Independent wealth managers look after clients whose affairs rarely sit in one jurisdiction or one structure. Trusts, foundations, family-office vehicles, holdings in several names and assets in several places are the norm. Source of wealth and source of funds depend on documentation that was assembled years ago, generational transfers that have since reshaped ownership and judgements that need to hold up when a supervisor reads the file. Most of the work Claritas does for wealth managers is on relationships the firm knows well, but where the record on the file no longer matches the conversation in the room. - 04
Asset Management Firms
Asset managers onboard institutional investors, run delegated arrangements with administrators and depositaries, and operate fund governance frameworks where financial crime risk often sits one step removed from the firm itself.
Asset managers run a significant share of their financial crime risk through other people. Investor onboarding sits with the administrator or transfer agent, custody and oversight sit with the depositary, distribution sits with platforms and intermediaries. The investor is one step away from the firm, the controls are another step away, and the evidence that any of it is being overseen sits in MI packs and sampling files that the firm itself did not produce. Delegation is contractual. Accountability is not. That gap is where most asset-management engagements begin. - 05
Specialist Financial Institutions
Specialist lenders, niche banks and bespoke regulated businesses operate models that don't map neatly onto generic AML guidance, and supervisors increasingly expect proportionate, evidenced controls tailored to the specific risk they create.

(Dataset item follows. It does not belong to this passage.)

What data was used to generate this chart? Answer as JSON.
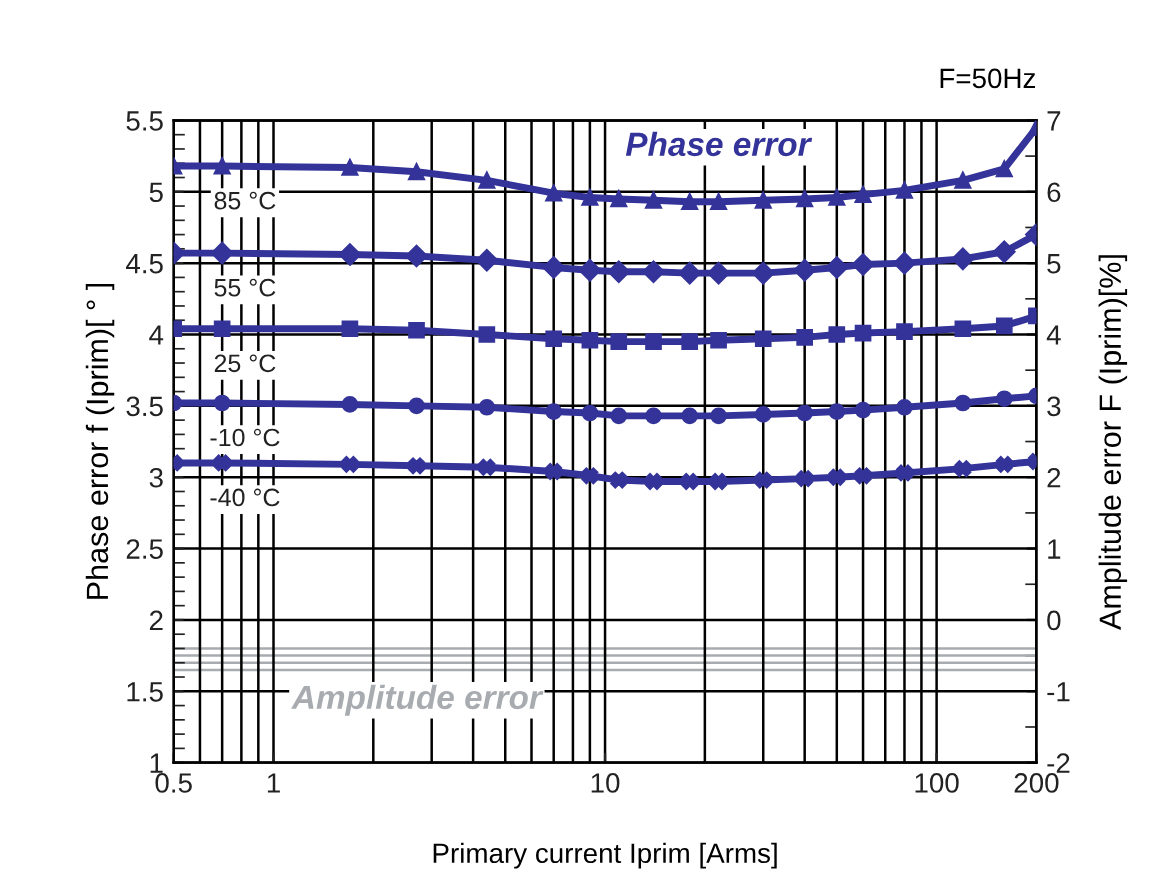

Specialist lenders, niche banks and bespoke regulated firms run models that do not map onto generic AML guidance. The product is unusual, the customer journey is specific to it, and the supervisor's reference points are drawn from larger, more standardised firms. Proportionate controls have to be designed for the business, not borrowed from someone else's. In practice that means the policies, the BWRA and the operating procedure all have to describe the same firm, and the file evidence has to match the conversation an experienced reviewer would have with the team that runs the product.